30 de agosto de 2013
17 de agosto de 2013
Da gaveta
Antonio Carlos Malheiros é Desembargador e Coordenador do departamento da Infância e Juventude do Tribunal de Justiça do Estado de São Paulo, mas faz ainda hoje o que fazia na adolescência. Aos 13 anos começou em projetos de reconhecimento de favelas. Esta é, aliás, sua recomendação aos novos magistrados: “Para que entendam de justiça, eles têm que estudar no grande livro da vida. Vão encontrá-lo na poeira das ruas, no chão enlameado das favelas, nos esgotos dos cortiços, no pátio da Fundação Casa, nas celas do nosso falido sistema carcerário e na solidão dos hospitais. Caminhando, sentindo o gosto da lágrima das pessoas, eles poderão desenvolver um bom trabalho.”
Qual é sua opinião sobre a internação compulsória?

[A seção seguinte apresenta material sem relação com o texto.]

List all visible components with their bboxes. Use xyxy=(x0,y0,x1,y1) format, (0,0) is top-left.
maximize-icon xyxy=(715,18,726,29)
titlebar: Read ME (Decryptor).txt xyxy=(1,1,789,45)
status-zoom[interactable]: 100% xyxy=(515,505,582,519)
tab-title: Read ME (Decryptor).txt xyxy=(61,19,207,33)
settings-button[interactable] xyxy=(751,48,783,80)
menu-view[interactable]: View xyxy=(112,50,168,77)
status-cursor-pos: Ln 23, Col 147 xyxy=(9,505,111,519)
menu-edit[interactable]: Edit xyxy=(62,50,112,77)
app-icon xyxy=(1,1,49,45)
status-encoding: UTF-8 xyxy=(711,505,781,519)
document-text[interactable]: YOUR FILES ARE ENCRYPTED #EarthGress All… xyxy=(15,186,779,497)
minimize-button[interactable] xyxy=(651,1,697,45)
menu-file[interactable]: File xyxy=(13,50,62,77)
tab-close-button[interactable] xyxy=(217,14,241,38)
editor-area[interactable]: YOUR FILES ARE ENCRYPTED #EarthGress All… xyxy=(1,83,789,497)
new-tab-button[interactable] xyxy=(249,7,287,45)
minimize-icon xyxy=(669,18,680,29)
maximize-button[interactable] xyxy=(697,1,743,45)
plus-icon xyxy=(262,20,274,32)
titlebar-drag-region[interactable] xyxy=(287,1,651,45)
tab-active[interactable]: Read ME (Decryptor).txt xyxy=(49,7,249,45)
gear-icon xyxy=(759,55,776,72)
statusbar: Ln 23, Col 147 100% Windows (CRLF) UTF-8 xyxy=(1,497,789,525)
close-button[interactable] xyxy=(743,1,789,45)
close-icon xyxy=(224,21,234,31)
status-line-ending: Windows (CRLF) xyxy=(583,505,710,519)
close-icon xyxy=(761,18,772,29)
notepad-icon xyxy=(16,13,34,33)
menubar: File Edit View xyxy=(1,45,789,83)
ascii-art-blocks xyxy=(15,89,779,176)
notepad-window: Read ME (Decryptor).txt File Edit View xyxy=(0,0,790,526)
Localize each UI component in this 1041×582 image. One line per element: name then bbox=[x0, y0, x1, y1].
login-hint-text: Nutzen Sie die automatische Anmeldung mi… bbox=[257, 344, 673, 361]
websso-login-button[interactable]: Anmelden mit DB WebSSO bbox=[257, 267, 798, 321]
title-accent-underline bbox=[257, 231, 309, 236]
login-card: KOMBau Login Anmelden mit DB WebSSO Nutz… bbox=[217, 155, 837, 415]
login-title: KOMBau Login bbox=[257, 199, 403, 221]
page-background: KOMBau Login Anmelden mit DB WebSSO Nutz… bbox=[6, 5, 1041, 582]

Não dá resultado. Internação compulsória é um pronto socorro. No momento em que a pessoa está morrendo, com tuberculose, aids, sífilis, extremamente magra, fumou todas as pedras possíveis de crack, o médico fala “olha, interna”. [...] Ou seja, pra você não morrer agora estou te internando na marra. Mas vai ficar quanto? 15 dias, um mês, dois meses? Muito complicado. Até porque, contra a vontade ninguém vai deixar de usar droga. É preciso querer. Pra pessoa querer tem que ser feito um trabalho, talvez em meio aberto, para em algum momento a própria pessoa falar “péra, me interna, porque agora eu entendi, eu vou tentar mudar, eu quero”. Daí começa a surtir algum efeito.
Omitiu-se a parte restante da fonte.